Narestiel eut une moue de dédain pour ces barbares et leurs divinités maudites, si éloignés du raffinement elfique ! Le souvenir du dur combat qu’il avait dû mener avec son collègue mage pour défendre un pauvre village humain attaqué par une poignée de ces maraudeurs était encore vivace dans son esprit.
« Alors quoi ? » railla Sœrien « Ce sont des Hirkroms convertis au kaldoréisme ?

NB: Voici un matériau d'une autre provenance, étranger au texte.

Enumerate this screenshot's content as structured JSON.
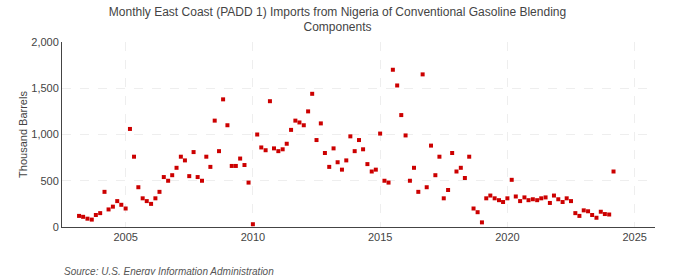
{
  "chart_data": {
    "type": "scatter",
    "title": "Monthly East Coast (PADD 1) Imports from Nigeria of Conventional Gasoline Blending\nComponents",
    "ylabel": "Thousand Barrels",
    "source": "Source: U.S. Energy Information Administration",
    "color": "#cc0000",
    "marker": "square",
    "grid": true,
    "xlim": [
      2002.5,
      2025.8
    ],
    "ylim": [
      0,
      2000
    ],
    "xticks": [
      2005,
      2010,
      2015,
      2020,
      2025
    ],
    "yticks": [
      0,
      500,
      {
        "value": 1000,
        "label": "1,000"
      },
      {
        "value": 1500,
        "label": "1,500"
      },
      {
        "value": 2000,
        "label": "2,000"
      }
    ],
    "x": [
      2003.17,
      2003.33,
      2003.5,
      2003.67,
      2003.83,
      2004.0,
      2004.17,
      2004.33,
      2004.5,
      2004.67,
      2004.83,
      2005.0,
      2005.17,
      2005.33,
      2005.5,
      2005.67,
      2005.83,
      2006.0,
      2006.17,
      2006.33,
      2006.5,
      2006.67,
      2006.83,
      2007.0,
      2007.17,
      2007.33,
      2007.5,
      2007.67,
      2007.83,
      2008.0,
      2008.17,
      2008.33,
      2008.5,
      2008.67,
      2008.83,
      2009.0,
      2009.17,
      2009.33,
      2009.5,
      2009.67,
      2009.83,
      2010.0,
      2010.17,
      2010.33,
      2010.5,
      2010.67,
      2010.83,
      2011.0,
      2011.17,
      2011.33,
      2011.5,
      2011.67,
      2011.83,
      2012.0,
      2012.17,
      2012.33,
      2012.5,
      2012.67,
      2012.83,
      2013.0,
      2013.17,
      2013.33,
      2013.5,
      2013.67,
      2013.83,
      2014.0,
      2014.17,
      2014.33,
      2014.5,
      2014.67,
      2014.83,
      2015.0,
      2015.17,
      2015.33,
      2015.5,
      2015.67,
      2015.83,
      2016.0,
      2016.17,
      2016.33,
      2016.5,
      2016.67,
      2016.83,
      2017.0,
      2017.17,
      2017.33,
      2017.5,
      2017.67,
      2017.83,
      2018.0,
      2018.17,
      2018.33,
      2018.5,
      2018.67,
      2018.83,
      2019.0,
      2019.17,
      2019.33,
      2019.5,
      2019.67,
      2019.83,
      2020.0,
      2020.17,
      2020.33,
      2020.5,
      2020.67,
      2020.83,
      2021.0,
      2021.17,
      2021.33,
      2021.5,
      2021.67,
      2021.83,
      2022.0,
      2022.17,
      2022.33,
      2022.5,
      2022.67,
      2022.83,
      2023.0,
      2023.17,
      2023.33,
      2023.5,
      2023.67,
      2023.83,
      2024.0,
      2024.17
    ],
    "values": [
      120,
      110,
      90,
      80,
      130,
      150,
      380,
      190,
      220,
      280,
      240,
      200,
      1060,
      760,
      430,
      310,
      280,
      250,
      310,
      380,
      540,
      500,
      560,
      640,
      760,
      720,
      550,
      810,
      540,
      500,
      760,
      650,
      1150,
      820,
      1380,
      1100,
      660,
      660,
      740,
      670,
      480,
      30,
      1000,
      860,
      830,
      1360,
      850,
      820,
      840,
      900,
      1050,
      1150,
      1130,
      1100,
      1250,
      1440,
      940,
      1120,
      800,
      650,
      850,
      700,
      620,
      720,
      980,
      820,
      940,
      840,
      680,
      600,
      620,
      1010,
      500,
      480,
      1700,
      1530,
      1210,
      990,
      500,
      640,
      380,
      1650,
      430,
      880,
      560,
      760,
      310,
      400,
      800,
      600,
      640,
      530,
      760,
      200,
      160,
      50,
      310,
      340,
      310,
      290,
      270,
      310,
      510,
      330,
      280,
      320,
      290,
      300,
      290,
      310,
      320,
      260,
      340,
      300,
      270,
      310,
      280,
      150,
      120,
      180,
      170,
      130,
      100,
      165,
      140,
      135,
      600
    ]
  }
}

— C’est un sceau. » expliqua Lox. « Les hommes-boucs avaient condamné ces tumulus à une époque reculée et les paladins les ont reverrouillés par magie divine, il y a quelques décennies ou siècles, probablement à l’époque de la Reconquête. »
Un silence de réflexion inquiète accueillit les propos du Vulpin.

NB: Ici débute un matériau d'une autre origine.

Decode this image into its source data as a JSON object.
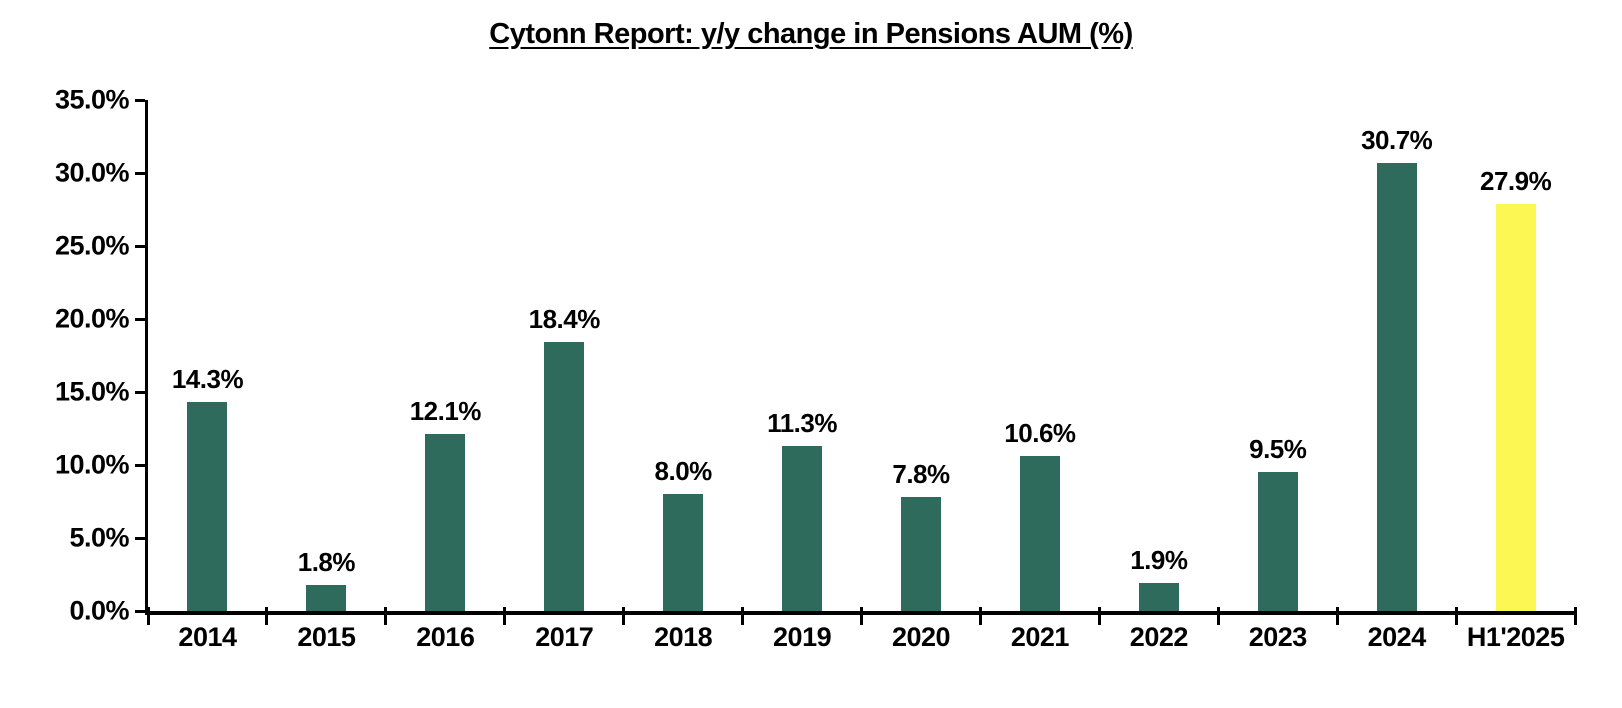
{
  "chart_data": {
    "type": "bar",
    "title": "Cytonn Report: y/y change in Pensions AUM (%)",
    "categories": [
      "2014",
      "2015",
      "2016",
      "2017",
      "2018",
      "2019",
      "2020",
      "2021",
      "2022",
      "2023",
      "2024",
      "H1'2025"
    ],
    "values": [
      14.3,
      1.8,
      12.1,
      18.4,
      8.0,
      11.3,
      7.8,
      10.6,
      1.9,
      9.5,
      30.7,
      27.9
    ],
    "data_labels": [
      "14.3%",
      "1.8%",
      "12.1%",
      "18.4%",
      "8.0%",
      "11.3%",
      "7.8%",
      "10.6%",
      "1.9%",
      "9.5%",
      "30.7%",
      "27.9%"
    ],
    "highlight_category": "H1'2025",
    "xlabel": "",
    "ylabel": "",
    "ylim": [
      0,
      35
    ],
    "ytick_step": 5,
    "ytick_labels": [
      "0.0%",
      "5.0%",
      "10.0%",
      "15.0%",
      "20.0%",
      "25.0%",
      "30.0%",
      "35.0%"
    ],
    "grid": false,
    "legend": false
  },
  "colors": {
    "bar": "#2E6B5D",
    "highlight_bar": "#FDF754",
    "axis": "#000000",
    "text": "#000000",
    "background": "#FFFFFF"
  }
}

« Que faisons-nous maintenant ? » interrogea la belle ménestrelle.
— On retrouve ceux qui les ouvrent et les abominations qu’ils ont fait sortir, » affirma Narestiel. « Il faut les mettre hors d’état de nuire au plus vite avant que des innocents ne soient blessés.
— Pensez-vous comme moi que ça puisse être une des bandes de contrebandiers que nous combattons, comme les Rats Blancs ou les Corbeaux Rouges ? » demanda le spadassin demi-elfe. « On sait qu’ils vendent sous le manteau des reliques volées aux Anihoms à de riches collectionneurs.
— Il n’y a qu’un moyen de le savoir … » répondit sombrement le mage naturaliste en regardant le tunnel emplit de ténèbres.
« Je n’aime pas ça » grimaça le grand Elfe en invoquant une boule de lumière pour éclairer leur chemin. Il désapprouvait aussi bien l’expédition qu’ils s’apprêtaient à mener dans le noir que la prière qu’adressaient Lox et Laegrith aux divinités maléfiques des hommes-boucs :
« Ô puissant Séguis, Père des Hirkroms, nous te prenons à témoin : nous ne sommes pas des profanateurs ! Nous ne cherchons pas l’affrontement, nous sommes de pauvres Sans-Cornes, soumis à ta domination. Ô Héher, intransigeant garant de l’Ordre, nous venons pour effacer la profanation commise, pour réparer l’affront à ton domaine et pour rétablir la coutume des ancêtres ! Daigne nous recevoir avec bienveillance ! »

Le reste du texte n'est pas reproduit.